Letters to the editor
April 16, 2004 | Page 4
Nader isn't a vote for the left
Dear Socialist Worker,
Posted two days after Nader's letter to "Anybody But Bush Liberal Democrats," this letter solidified the two-prong strategy of the campaign: win the vote of right-wing, pro-war, anti-immigrant "patriots" by criticizing Bush from the right and win the vote of liberal and left activists and progressives by criticizing Bush from the left.
If this sounds insane, that's because it is--but it boils down to Nader giving in to lesser evilism and refusing to campaign against John Kerry. Rather than take on the pro-war, pro-corporate, anti-gay Democrat, Nader agues that somehow his campaign "can help defeat Bush [and] strengthen the progressive forces inside the Democratic Party."
Practically speaking, the implications of Nader's strategy--which is a slap in the face to principled left activists, socialists and left Greens like Peter Camejo, who have worked hard to defend the right and need for Ralph to run--have already begun to show themselves.
On the Students for Nader listserve, for example, a member of the right-wing Independence Party of Michigan recently accused the International Socialist Organization (ISO) of "treason" for not supporting the brutality of the U.S. campaign in Iraq. Rather than reiterate Nader's (weak) statement in opposition to the occupation, the campaign organizer asked that we not argue with this racist--in the name of "unity."
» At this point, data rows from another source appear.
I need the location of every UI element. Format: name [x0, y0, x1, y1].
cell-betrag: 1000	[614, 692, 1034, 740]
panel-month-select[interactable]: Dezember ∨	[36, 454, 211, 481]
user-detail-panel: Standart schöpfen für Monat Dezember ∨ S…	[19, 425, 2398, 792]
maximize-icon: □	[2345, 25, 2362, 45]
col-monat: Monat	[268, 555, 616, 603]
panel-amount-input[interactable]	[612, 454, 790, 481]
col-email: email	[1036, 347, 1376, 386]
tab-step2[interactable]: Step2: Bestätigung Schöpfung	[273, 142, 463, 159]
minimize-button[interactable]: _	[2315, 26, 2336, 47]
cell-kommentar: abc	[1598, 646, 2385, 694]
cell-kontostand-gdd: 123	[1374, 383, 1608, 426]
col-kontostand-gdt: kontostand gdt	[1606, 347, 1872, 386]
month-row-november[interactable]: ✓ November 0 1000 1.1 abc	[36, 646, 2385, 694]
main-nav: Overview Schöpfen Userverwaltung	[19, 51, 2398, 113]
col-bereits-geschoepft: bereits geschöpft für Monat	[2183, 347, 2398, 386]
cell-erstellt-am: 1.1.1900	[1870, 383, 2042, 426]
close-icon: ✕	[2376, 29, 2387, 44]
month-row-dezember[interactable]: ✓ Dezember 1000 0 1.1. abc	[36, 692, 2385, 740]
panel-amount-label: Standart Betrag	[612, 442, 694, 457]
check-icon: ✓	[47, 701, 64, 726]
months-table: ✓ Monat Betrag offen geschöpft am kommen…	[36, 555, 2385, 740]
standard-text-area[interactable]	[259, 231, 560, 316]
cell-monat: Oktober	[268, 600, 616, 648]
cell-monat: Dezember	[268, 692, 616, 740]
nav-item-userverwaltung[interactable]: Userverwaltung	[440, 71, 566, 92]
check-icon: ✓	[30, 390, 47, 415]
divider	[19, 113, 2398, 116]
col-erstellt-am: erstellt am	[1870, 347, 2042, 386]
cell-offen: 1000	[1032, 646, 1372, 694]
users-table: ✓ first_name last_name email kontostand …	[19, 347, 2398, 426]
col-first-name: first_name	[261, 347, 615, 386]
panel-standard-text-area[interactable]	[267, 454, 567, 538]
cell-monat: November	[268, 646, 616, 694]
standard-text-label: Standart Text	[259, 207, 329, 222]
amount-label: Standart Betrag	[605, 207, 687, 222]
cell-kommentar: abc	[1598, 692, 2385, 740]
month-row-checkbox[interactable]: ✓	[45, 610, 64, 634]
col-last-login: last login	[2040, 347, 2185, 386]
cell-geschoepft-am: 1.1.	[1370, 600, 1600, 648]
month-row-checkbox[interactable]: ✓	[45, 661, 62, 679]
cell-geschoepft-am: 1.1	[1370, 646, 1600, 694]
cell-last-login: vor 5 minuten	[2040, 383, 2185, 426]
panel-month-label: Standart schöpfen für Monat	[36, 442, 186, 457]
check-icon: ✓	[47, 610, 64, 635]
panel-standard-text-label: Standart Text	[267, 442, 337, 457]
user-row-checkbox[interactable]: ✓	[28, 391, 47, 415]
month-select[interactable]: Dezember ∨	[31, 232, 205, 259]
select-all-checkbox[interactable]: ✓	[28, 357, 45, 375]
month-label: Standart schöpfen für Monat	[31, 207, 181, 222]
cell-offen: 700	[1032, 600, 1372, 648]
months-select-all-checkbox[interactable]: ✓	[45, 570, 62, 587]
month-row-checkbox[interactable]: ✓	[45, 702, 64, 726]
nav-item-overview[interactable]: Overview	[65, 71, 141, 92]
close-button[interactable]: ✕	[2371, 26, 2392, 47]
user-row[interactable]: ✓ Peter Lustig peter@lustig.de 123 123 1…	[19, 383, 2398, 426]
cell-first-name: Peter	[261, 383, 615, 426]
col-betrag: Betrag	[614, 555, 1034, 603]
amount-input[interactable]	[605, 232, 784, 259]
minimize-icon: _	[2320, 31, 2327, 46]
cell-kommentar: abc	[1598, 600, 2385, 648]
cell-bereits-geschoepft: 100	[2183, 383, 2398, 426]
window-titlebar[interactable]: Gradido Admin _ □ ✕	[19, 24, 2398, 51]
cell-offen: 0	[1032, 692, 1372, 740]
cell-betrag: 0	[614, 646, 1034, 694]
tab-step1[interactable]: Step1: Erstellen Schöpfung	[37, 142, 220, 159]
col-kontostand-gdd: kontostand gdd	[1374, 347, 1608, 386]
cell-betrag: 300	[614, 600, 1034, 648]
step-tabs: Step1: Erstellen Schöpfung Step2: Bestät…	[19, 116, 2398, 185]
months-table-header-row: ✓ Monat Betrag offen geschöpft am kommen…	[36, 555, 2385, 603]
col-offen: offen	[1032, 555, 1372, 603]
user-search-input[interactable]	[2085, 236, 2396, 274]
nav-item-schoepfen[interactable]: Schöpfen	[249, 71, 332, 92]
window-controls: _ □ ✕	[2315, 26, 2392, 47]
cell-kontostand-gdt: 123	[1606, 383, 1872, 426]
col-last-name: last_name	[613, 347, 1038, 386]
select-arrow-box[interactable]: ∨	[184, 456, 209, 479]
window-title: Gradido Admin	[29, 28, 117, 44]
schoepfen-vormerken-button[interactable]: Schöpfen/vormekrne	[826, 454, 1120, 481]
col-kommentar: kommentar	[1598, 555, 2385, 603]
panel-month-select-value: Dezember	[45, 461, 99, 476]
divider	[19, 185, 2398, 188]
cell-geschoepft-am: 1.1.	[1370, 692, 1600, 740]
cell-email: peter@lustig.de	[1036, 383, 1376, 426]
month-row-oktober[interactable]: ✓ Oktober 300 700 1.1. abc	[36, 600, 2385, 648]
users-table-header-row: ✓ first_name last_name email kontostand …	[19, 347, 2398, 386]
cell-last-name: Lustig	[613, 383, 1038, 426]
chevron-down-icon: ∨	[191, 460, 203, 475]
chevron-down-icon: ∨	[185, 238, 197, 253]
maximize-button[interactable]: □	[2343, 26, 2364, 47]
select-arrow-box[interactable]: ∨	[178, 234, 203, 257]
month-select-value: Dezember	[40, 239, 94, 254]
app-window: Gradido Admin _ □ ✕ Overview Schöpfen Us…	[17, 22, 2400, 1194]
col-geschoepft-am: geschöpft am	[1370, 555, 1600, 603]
The tragedy is that Nader's lurch to the right comes as more and more people are feeling increasingly reluctant to pull the lever for Kerry in November. My hope was that Nader would at least provide an ideological alternative to the Democrats, if not on the same organizational scale as 2000. Unfortunately, Nader 2004 has declared itself to be a mush of right populism and "Anybody but Bush" spin that the ISO should not endorse or support.
Dear Socialist Worker,
Despite this strategic problem, however, it is crucial that the left endorse Nader's campaign and intervene in it. No matter how Nader himself tries to spin it, his candidacy is a referendum on the question of "Anybody but Bush."
The logic of his campaign is to attract voters and activists who are breaking from the idea that our movements must be shackled to the lesser of two evils--even if Nader tries to frame his run as somehow helping the Democrats. Every discussion I have had with antiwar activists, coworkers, friends and family about Nader has centered not on the question of whether Nader's positions were left wing enough, but on whether breaking with the Democratic Party would be a step forward for our movements, unions and the left.
His positions on gay marriage or the occupation of Iraq may not be exactly revolutionary, but he is willing to take on the Democrats on every major issue. The main question today is whether Nader's campaign will have the activist and left-wing feel that the super-rallies did in 2000.
The left can play a role by intervening in his campaign to shift it in that direction. To not do so would be to fold our arms and step aside from the concrete expression of the key question of the day.
Dear Socialist Worker,
This speaker went out of her way to argue that pushing the mayor of Burlington to issue marriage licenses to same-sex couples would be a bad idea, that public rallies in support of gay marriage could do more harm than good, and that our focus should be on winning over Rotary Clubs instead of members of the City Council. Not only that, but she expressed grief at the fact that, in the aftermath of the Vermont legislature passing a civil unions bill in 2000, several "pro-gay" politicians ended up losing their seats.
The unspoken conclusion then is that we shouldn't have even pushed for "separate and unequal" civil unions--because it cost politicians their seats. Would we have been better without civil unions but with "pro-gay" politicians still in the legislature?
The same logic was implicitly applied to the question of pushing the local mayor to issue gay marriage licenses. The mayor is running for governor of Vermont as a Democrat in November, and the worry is that if we push him to start issuing licenses to gay couples, it may cost him the governorship. Again, would it be better to have gay marriage rights in Burlington with a Republican as possible governor, or continued second-class citizenship status for gays in Vermont with a Democrat as governor?
This is why the politics of lesser evilism is so deadly. It means that we won't fight for what we believe in because it may hurt so-called "friendly" politicians. Our movements should be less worried about helping "lesser evil" politicians climb the electoral ladder, and more concerned about winning concrete victories for oppressed people through mass struggle.